If the --force-beam option is given, PySE will insist that all sources have axis lengths and position angles equal to the restoring beam parameters. This is (might be...) a good assumption if you are observing only point sources.

If the --detection-image option is specified, PySE will identify sources and the positions of pixels which comprise them on the deteciton image, but then use the corresponding pixels on the target images to perform measurements. Of course, the detection image and the target image(s) must have the same pixel dimensions. Note that only a single detection image may be specified, and the same pixels are then used on all target images. Note further that this --detection-image option is incompatible with --fdr.

It is possible to configure PySE to perform a fit to user-specified positions in the image _rather_ than “blindly” locating sources and attempting to fit them. (Note that it is not possible to do both at once: that requires invoking PySE twice.) This mode may be invoked either by using either of the --fixed-posns or --fixed-posns-file options. The former directly reads a list of positions from the command line; the latter accepts a filename, and reads the positions to fit from that. In both cases, the positions themselves are provided in JSON format, and should consist of a _list_ of RA, declination _pairs_ given in decimal degrees.

When fitting to a fixed position, a square “box” of pixels is chosen around the requested position, and the optimization procedure allows the source position to vary within that box. The size of the box may be changed with the --ffbox option. Note that this parameter is given in units of the major axis of the beam.

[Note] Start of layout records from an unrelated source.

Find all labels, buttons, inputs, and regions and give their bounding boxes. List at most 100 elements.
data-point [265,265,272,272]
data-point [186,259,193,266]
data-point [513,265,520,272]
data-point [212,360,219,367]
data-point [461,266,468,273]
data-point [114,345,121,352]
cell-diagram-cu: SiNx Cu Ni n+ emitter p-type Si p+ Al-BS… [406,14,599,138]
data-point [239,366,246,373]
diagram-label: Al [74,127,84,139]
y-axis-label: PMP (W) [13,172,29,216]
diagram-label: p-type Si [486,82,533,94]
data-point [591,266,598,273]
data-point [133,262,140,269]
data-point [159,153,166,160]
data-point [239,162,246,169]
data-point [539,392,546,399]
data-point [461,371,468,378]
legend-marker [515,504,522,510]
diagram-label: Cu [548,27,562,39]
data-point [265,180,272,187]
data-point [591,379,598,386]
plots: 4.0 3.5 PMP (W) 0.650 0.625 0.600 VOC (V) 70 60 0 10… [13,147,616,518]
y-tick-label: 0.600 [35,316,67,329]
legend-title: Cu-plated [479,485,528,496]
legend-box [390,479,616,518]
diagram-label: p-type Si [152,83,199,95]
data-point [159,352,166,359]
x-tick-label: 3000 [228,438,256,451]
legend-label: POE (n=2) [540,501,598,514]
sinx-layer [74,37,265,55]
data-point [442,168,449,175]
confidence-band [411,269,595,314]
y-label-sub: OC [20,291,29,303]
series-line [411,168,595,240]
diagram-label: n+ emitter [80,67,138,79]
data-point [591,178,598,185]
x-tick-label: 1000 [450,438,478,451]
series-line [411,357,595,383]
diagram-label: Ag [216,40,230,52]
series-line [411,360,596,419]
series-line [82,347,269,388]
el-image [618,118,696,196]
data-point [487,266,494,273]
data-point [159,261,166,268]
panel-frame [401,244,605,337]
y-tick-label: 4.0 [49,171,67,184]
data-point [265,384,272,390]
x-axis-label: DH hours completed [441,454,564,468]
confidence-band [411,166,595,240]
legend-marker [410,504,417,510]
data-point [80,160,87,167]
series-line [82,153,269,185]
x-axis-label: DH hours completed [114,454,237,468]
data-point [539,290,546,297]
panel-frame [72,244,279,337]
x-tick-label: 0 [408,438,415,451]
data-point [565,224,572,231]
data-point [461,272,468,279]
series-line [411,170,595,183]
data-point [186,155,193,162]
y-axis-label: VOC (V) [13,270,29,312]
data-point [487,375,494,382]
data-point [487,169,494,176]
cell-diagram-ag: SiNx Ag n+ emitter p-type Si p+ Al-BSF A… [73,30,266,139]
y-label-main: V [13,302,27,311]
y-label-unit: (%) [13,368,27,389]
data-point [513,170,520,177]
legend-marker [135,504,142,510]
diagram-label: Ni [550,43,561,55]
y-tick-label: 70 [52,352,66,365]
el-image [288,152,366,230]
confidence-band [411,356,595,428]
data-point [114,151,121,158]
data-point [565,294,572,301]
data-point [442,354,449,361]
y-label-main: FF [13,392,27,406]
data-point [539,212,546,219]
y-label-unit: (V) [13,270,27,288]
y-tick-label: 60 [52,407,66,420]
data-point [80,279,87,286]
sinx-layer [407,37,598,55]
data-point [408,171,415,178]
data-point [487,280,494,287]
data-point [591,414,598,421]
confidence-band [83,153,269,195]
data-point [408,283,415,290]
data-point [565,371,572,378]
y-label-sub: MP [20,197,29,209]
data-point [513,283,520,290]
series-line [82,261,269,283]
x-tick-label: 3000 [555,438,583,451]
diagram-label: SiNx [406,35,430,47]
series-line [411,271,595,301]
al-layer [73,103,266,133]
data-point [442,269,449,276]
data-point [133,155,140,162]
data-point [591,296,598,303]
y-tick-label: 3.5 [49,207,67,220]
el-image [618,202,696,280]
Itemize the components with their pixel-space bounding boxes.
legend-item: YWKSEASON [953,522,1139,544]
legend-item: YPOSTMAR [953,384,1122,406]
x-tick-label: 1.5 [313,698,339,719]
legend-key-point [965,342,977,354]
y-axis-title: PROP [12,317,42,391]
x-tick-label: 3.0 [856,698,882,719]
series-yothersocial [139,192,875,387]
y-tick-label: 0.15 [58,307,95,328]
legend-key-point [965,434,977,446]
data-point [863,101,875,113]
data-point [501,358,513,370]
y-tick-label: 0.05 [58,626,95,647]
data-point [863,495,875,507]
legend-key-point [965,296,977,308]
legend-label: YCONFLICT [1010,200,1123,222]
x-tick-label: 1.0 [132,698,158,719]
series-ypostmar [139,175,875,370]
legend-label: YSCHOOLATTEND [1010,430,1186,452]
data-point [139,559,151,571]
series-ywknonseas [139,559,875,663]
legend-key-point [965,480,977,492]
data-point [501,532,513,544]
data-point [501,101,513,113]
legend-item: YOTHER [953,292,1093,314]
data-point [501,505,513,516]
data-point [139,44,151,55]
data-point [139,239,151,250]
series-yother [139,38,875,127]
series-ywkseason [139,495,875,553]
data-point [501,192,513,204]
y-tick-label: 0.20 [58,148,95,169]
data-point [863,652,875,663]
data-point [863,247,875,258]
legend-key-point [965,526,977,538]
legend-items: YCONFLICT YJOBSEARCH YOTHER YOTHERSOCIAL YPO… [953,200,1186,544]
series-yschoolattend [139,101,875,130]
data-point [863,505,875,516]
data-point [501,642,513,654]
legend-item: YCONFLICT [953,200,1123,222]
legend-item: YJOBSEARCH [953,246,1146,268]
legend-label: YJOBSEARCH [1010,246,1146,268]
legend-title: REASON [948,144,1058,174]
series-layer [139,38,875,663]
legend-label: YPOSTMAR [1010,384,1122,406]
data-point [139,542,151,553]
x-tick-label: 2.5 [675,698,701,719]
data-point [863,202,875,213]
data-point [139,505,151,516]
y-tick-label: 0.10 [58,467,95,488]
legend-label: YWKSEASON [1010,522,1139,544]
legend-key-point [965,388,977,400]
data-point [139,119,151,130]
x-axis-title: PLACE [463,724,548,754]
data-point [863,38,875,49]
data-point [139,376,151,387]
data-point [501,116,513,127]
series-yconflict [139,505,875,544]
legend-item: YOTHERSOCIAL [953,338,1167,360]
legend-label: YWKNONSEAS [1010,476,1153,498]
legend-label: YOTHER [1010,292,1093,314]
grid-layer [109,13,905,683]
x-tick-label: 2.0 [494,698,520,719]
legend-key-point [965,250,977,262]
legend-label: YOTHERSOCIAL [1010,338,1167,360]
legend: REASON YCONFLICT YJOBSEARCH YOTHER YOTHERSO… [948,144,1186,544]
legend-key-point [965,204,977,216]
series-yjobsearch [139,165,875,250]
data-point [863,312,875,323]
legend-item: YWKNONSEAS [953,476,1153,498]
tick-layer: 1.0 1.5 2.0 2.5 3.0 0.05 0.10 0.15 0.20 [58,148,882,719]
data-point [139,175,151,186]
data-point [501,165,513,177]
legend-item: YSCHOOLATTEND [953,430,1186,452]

All of these arguments are optional (with the caveat that the beam shape must be provided if not included with the image).

Output Definition

The Gaussian fitted to sources is defined as:

\[peak * \exp(\ln(2.0) * ((x \cos(\theta) + y \sin(\theta)) / semiminor)^2 + ((y \cos(\theta) - x \sin(\theta)) / semimajor)^2)\]

In other words:

  • \(x\) and \(y\) are the Cartesian coordinates of the centre of the Gaussian;
  • \(peak\) is the value at the centre of the Gaussian;
  • \(theta\) is the position angle of the major axis measured counterclockwise from the y axis;
  • \(semimajor\) and \(semiminor\) are the half-widths at half-maximum of the Gaussian along its major and minor axes, respectively.